My one regret is not using more of the cute polka dot print throughout.  I had consulted my loving husband, who is usually pretty spot on in his assessments of color arrangement and if I have too much dark or light or color in a particular area.  He felt the white would be too distracting and take the eye away from the rest of the quilt.  Then after it was made, he loved the look of it.  Sad!

I quilted hearts inside the individual blocks and stiched in the ditch around the perimeter of each block.  In the smaller blocks I did a single heart.

In the larger blocks I did it Grinch-style.  You know, his heart grew 3X that day.

Here's the back with racing stripes!

So that is it for baby blankets for now.  As I only have to babies, I only have two crib blankets to show.  I could steal my sister's crib blankets for a day and take pictures of them.

Thanks for stopping by.


Thursday, April 7, 2011

The original Hexi

Do you ever feel like you were so there first before a trend really hit?  I got braces way before anybody else in my 7th grade did...I had a sweet poof in my hair before Snooki...uhhh... anyway, that's how I feel about Grandmother's Garden...aka hexies.  Can I just say this was maybe the 3rd quilt I'd ever made...and it only took me 10 years.  Hexagons are one of those quilting techniques that you can just bring a few things with you wherever you go so that when you have a little bit of time to spare you can quilt.  You can pack just a few essentials: enough of your fabric of choice, hexagon patterns, thread and scissors.  So consequently as it was my "work on it every once in a while" quilt, it took a while to complete.

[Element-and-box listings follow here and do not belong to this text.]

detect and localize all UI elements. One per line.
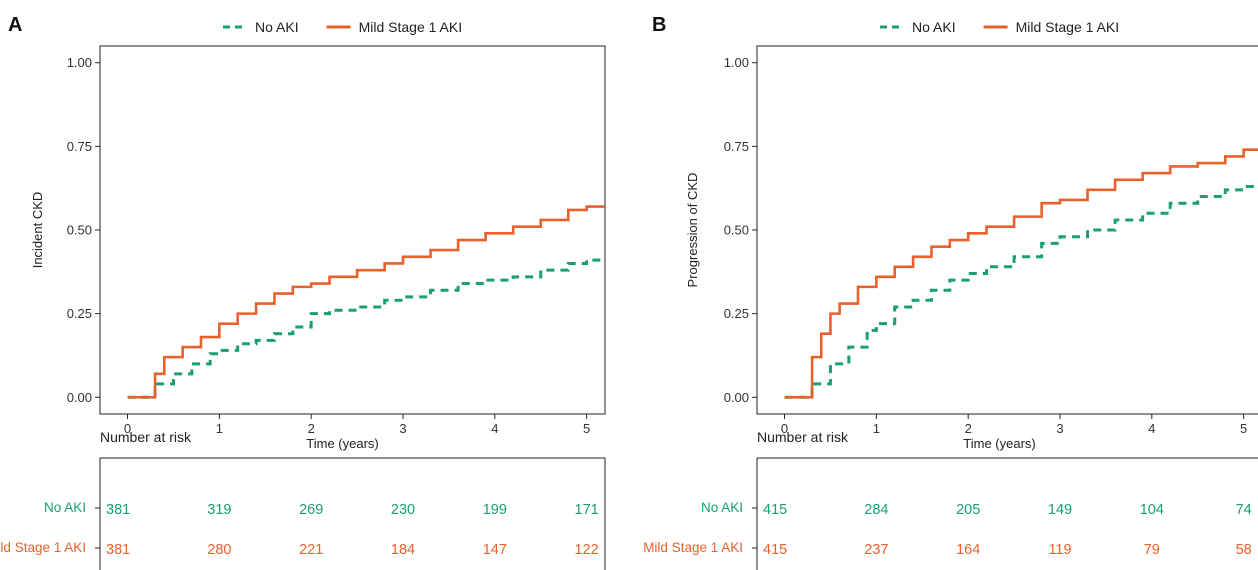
risk-cell: 199 (483, 502, 507, 518)
x-tick-label: 3 (1056, 421, 1063, 436)
y-tick-label: 0.50 (67, 223, 92, 238)
risk-cell: 381 (106, 502, 130, 518)
legend-label: No AKI (912, 19, 956, 35)
x-axis-label: Time (years) (963, 436, 1035, 451)
y-tick-label: 0.25 (67, 306, 92, 321)
x-tick-label: 1 (873, 421, 880, 436)
risk-cell: 415 (763, 502, 787, 518)
risk-row-label: No AKI (701, 500, 743, 515)
legend-label: Mild Stage 1 AKI (359, 19, 463, 35)
y-tick-label: 1.00 (67, 55, 92, 70)
x-tick-label: 2 (308, 421, 315, 436)
plot-frame (99, 45, 606, 415)
risk-cell: 147 (483, 542, 507, 558)
risk-cell: 74 (1236, 502, 1252, 518)
legend-label: No AKI (255, 19, 299, 35)
risk-cell: 171 (575, 502, 599, 518)
risk-cell: 381 (106, 542, 130, 558)
risk-cell: 104 (1140, 502, 1164, 518)
risk-cell: 205 (956, 502, 980, 518)
x-tick-label: 3 (399, 421, 406, 436)
risk-row-label: No AKI (44, 500, 86, 515)
risk-cell: 319 (207, 502, 231, 518)
risk-cell: 58 (1236, 542, 1252, 558)
risk-row-label: Mild Stage 1 AKI (643, 540, 743, 555)
x-tick-label: 1 (216, 421, 223, 436)
series-line-0 (784, 185, 1258, 399)
risk-cell: 230 (391, 502, 415, 518)
y-tick-label: 0.75 (724, 139, 749, 154)
y-tick-label: 0.75 (67, 139, 92, 154)
y-tick-label: 0.00 (724, 390, 749, 405)
y-axis-label: Progression of CKD (685, 173, 700, 288)
x-tick-label: 5 (1240, 421, 1247, 436)
y-tick-label: 1.00 (724, 55, 749, 70)
risk-cell: 119 (1048, 542, 1071, 558)
risk-table-title: Number at risk (100, 429, 192, 445)
x-tick-label: 0 (124, 421, 131, 436)
panel-b: B No AKI Mild Stage 1 AKI 0.00 0.25 0.50 0.75 1… (643, 14, 1258, 570)
risk-cell: 269 (299, 502, 323, 518)
risk-cell: 415 (763, 542, 787, 558)
x-tick-label: 4 (491, 421, 498, 436)
x-tick-label: 0 (781, 421, 788, 436)
panel-letter: A (8, 14, 22, 36)
plot-frame (756, 45, 1258, 415)
risk-cell: 122 (575, 542, 599, 558)
series-line-1 (784, 148, 1258, 399)
risk-cell: 164 (956, 542, 980, 558)
risk-cell: 184 (391, 542, 415, 558)
x-axis-label: Time (years) (306, 436, 378, 451)
y-axis-label: Incident CKD (30, 192, 45, 269)
risk-cell: 284 (864, 502, 888, 518)
y-tick-label: 0.50 (724, 223, 749, 238)
risk-cell: 221 (299, 542, 323, 558)
series-line-0 (127, 258, 605, 399)
risk-cell: 149 (1048, 502, 1072, 518)
risk-cell: 237 (864, 542, 888, 558)
x-tick-label: 4 (1148, 421, 1155, 436)
series-line-1 (127, 205, 605, 399)
y-tick-label: 0.25 (724, 306, 749, 321)
legend-label: Mild Stage 1 AKI (1016, 19, 1120, 35)
y-tick-label: 0.00 (67, 390, 92, 405)
risk-cell: 280 (207, 542, 231, 558)
x-tick-label: 2 (965, 421, 972, 436)
panel-a: A No AKI Mild Stage 1 AKI 0.00 0.25 0.50 0.75 1… (0, 14, 606, 570)
risk-table-title: Number at risk (757, 429, 849, 445)
x-tick-label: 5 (583, 421, 590, 436)
panel-letter: B (652, 14, 666, 36)
risk-cell: 79 (1144, 542, 1160, 558)
risk-row-label: Mild Stage 1 AKI (0, 540, 86, 555)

I had always planned on this being a queen, but then I got preggers and realized too late that I had not made my future child a baby blanket.  As a quilter I could not let that be and realized that I had just enough done on my hexi quilt for it to be a crib blanket...if I turned it sideways.  So what was meant to be the horizontal sides became the vertical sides and vice versa and a crib blanket was born!
I bound it with red...because I figured a mostly green quilt needed a little punch.

And instead of a coordinating fabric on the back of the hexi quilt, I ofcourse chose purple...logical.  This really began my love affair of putting a completely unrelated fabric on the back of my quilts.  I think it's kind of a fun surprise for people...Oh what lovely green hexagons...turn over quilt...BAM it's purple.

So...I guess what I'm trying to say is...these hexies were brought to you by the letter H...for Heather....and hexagon.

One more tip, don't be afraid of the ugly fabrics.  Once they're all mixed in, you don't even know they're ugly they just add some extra oomf.

See ya!

Monday, April 4, 2011

Well enough

Take 3.

I can't leave well enough alone...until now. I have made 3 pincuchions now for my swap partner.  I pretty much have a week to get my pincushion mailed, but of course I've yet to be satisfied with what I've made.  I'm giving it to somebody other than myself and so I have to fret and ponder and think about it...to death. 

So I'm done!  My exchange partner is just getting into quilting and I will say I have a pretty good knowledge of quilting and so I wanted to give him something that celebrates the diversity and beauty of one of my favorite arts.

The top is Grandmother's garden (a personal favorite) and fun and quick to make. The best part of this little pincushion is that I used my scraps.  I found all the cute fabrics that I've used recently and combined them into a pleasing little arrangement of adorability.  I also patterned this after the traditional tomato pincushions and crocheted and attached a little strawberry!  Personally I think it's a hit...so much so that I made one for my mother-in-law and sister-in-law for their birthdays...and my sister-in-law doesn't even sew.  Who cares, everybody needs a cute pincushion even if they just sew buttons occasionally, right?

The bottom is a snazzy little log cabin, again using scraps.  My favorite of the bunch has to be the gooseberries, it's the tiny little strip on the far left.  I made my Grandma a quilt where the focus was gooseberries because I have many a childhood memory of picking gooseberries and taking off the stem and fluff ends.  So fun!  Quilting is just so personal and I love it.

There you go Thomas I am sending it!